Graduate School of Business


Doctor of Business Administration (DBA)


Gayle Jesse


Social Engineering, Vulnerability, Weak Human Link, IS Professional Beliefs, Security Culture


Business | Computer Sciences


The purpose of this transcendental phenomenological qualitative study was to investigate how IS professionals working in U.S. businesses make sense of their lives and experiences as they address and prevent vulnerabilities to social engineering attacks.

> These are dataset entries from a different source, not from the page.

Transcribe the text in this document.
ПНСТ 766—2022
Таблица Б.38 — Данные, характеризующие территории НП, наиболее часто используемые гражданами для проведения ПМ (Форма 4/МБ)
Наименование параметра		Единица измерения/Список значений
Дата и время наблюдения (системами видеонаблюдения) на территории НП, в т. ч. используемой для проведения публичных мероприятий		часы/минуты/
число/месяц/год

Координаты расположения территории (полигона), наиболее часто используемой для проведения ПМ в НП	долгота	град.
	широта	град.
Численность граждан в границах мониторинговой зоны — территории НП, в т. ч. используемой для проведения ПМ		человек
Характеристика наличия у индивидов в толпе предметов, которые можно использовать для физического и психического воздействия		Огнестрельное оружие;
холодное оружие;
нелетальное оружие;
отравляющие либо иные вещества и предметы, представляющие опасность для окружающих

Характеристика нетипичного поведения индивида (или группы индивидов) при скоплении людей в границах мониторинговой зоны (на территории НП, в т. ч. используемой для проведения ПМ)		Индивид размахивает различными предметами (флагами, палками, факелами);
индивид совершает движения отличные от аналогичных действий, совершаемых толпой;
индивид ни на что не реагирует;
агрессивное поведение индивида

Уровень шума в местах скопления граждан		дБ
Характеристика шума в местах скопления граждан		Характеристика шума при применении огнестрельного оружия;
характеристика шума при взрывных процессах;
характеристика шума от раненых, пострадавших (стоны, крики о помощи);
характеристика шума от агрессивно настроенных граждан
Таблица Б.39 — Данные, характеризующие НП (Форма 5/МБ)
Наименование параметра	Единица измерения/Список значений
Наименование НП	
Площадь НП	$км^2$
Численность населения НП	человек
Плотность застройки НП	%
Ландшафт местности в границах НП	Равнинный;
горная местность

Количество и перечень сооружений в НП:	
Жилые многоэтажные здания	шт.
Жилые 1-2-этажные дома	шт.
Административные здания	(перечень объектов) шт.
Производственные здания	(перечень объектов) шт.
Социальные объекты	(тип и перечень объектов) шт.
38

This larger problem was explored through an in-depth study of social engineering and its effect on IS professionals working in U.S. businesses operating within healthcare, financial services, and educational industries across the central and northwest regions of Louisiana. Through its use of a phenomenological research design, the study bridged a gap in the social engineering literature, which was primarily comprised of studies that utilized a quantitative methodology. The use of a qualitative approach allowed participants to give voice to their beliefs, thoughts, and motivations about the work they do. The findings, consisting of ten themes and two subthemes, present the essence of experience of six IS professionals addressing and preventing social engineering vulnerabilities in their workplace. The findings revealed that the lived experience of protecting an organization from social engineering attacks involves the unification of people across the enterprise to develop a strong security-minded culture. Additionally, participants shared two primary beliefs, (1) that social engineering attacks would never be eradicated and (2) that IS professionals depend on everyone in the organization to protect the organization from social engineering attacks. The study offers recommendations to IS professionals, business leadership, HR professionals, educators, consultants, vendors, and researchers.